Behind the van is an old table I shoot off of and if you look close you can see the snow on the roof of the shed


I live at my BOL this might make a good test. The national weather service said we
may loose electric and phone service--But we didn't-- And the snow plows will be 
3 or 4 days --If they can get up the mountains-- -
A few years ago we had a storm and the plows could't get through they had 
to use mining equipment like front loaders to get through.

Everybody that lives up here is prepared so it's not a big deal here
pepole that live around here are preppers and don't know it.

Got any snow pictures?


----------



## darsk20 (Jun 1, 2015)

Glad we barely got 1/4" around here! I only like to visit places that get that much snow. Course I am a southern pansy.


----------



## hawgrider (Oct 24, 2014)

Better shovel those roofs budget. When I spent time on the south shore of the big lake shoveling roofs when it gets that deep is a good Idea. A lot of weight there.


----------



## Smitty901 (Nov 16, 2012)

I feel for you. We have gotten off easy this year. Stuff like that is not uncommon for us here.


----------



## budgetprepp-n (Apr 7, 2013)

hawgrider said:


> Better shovel those roofs budget. When I spent time on the south shore of the big lake shoveling roofs when it gets that deep is a good Idea. A lot of weight there.


I have 2x4s cut that fit from the floor to the main rafter through out the place.


----------



## Chipper (Dec 22, 2012)

Bet one of these sure would come in handy.


----------



## Maine-Marine (Mar 7, 2014)

I grew up in Maine - we shoveled out roofs from time to time... no sense taking a chance.. snow weighs a lot and if you get rain and a refreeze... oh boy


----------



## AquaHull (Jun 10, 2012)

I never shovel my roof, I use a roof rake. I have 2 in case one breaks.

With 3 feet of snow, I would rake it 4 times. Anything over 10" sucks, then the rain and refreeze is always a possibility since the "Big Lake" is not frozen

* Note the real "Big Lake " is Superior to Michigan.


----------



## hawgrider (Oct 24, 2014)

budgetprepp-n said:


> I have 2x4s cut that fit from the floor to the main rafter through out the place.


We've done that too. But at least rake the over hangs on the home Ice dams can wreck havoc.


----------



## 8301 (Nov 29, 2014)

Budget, When I was in my 20's I didn't mind pushing through snow and cold. Now in my 50's and damn I'm glad I don't live where you do.

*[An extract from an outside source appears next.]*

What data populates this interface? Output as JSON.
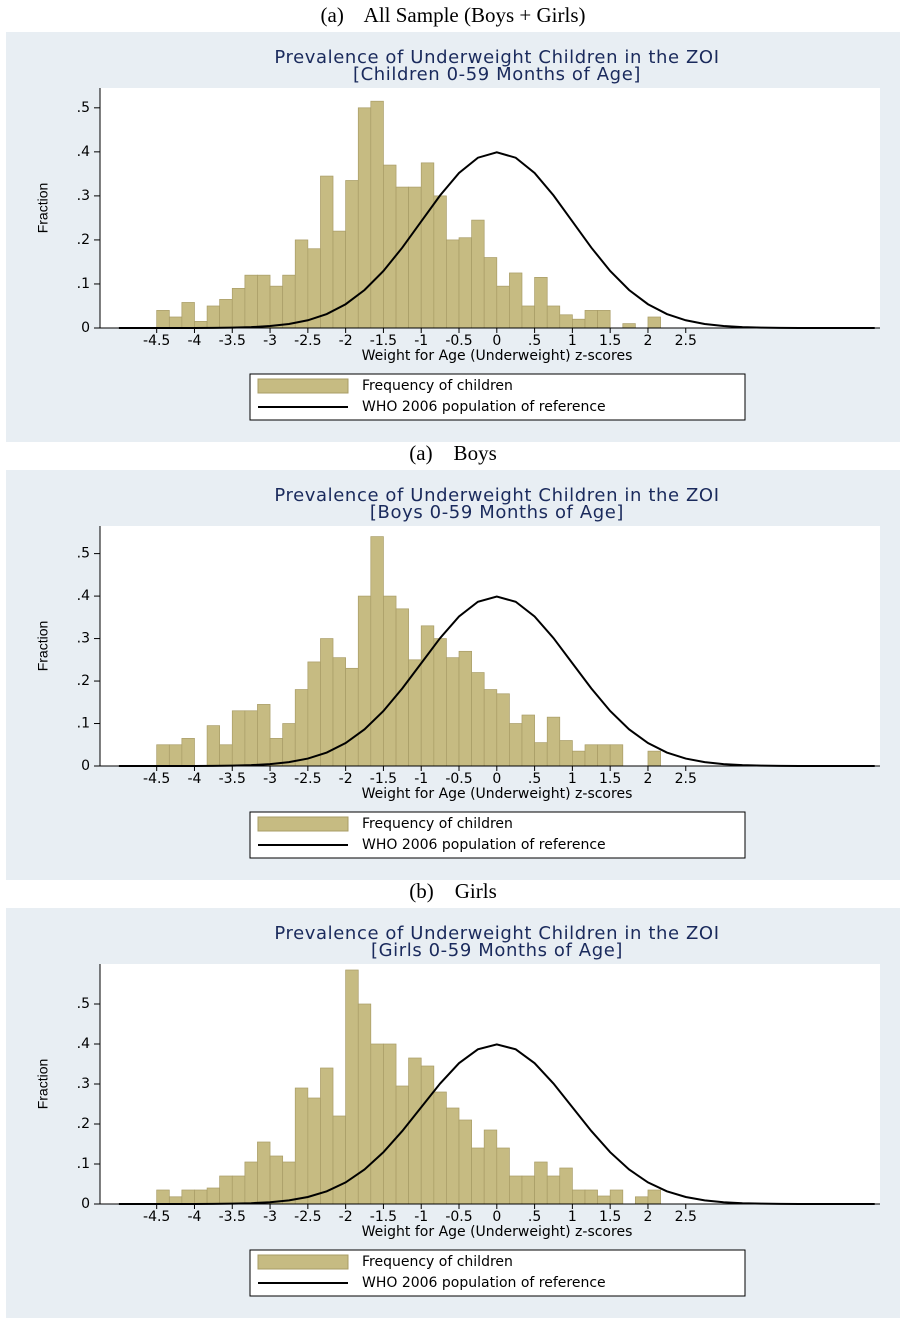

You have my respect for your perseverance.


----------



## Uzna (Dec 27, 2015)

Glad you are prepared for it. Best of luck, hope you keep power.


----------



## Moonshinedave (Mar 28, 2013)

We only got about 19 inches thats all I wanted.


----------



## imranhossain (Oct 8, 2016)

Goldie night friends! Well it was a chaotic day at the dog house! Sawyer Fairbanks was attacked by Sydney's new bed and mum's boots! So we had to protect Sawyer by putting him under witness protection programme Bol! He said he was just testing the softness of the new bed and poof it attacked him out of nowhere! Then when he tried to get away mum's boots also are tackled him so he had no choice but to defend himself


----------



## csi-tech (Apr 13, 2013)

What;s that white stuff?


----------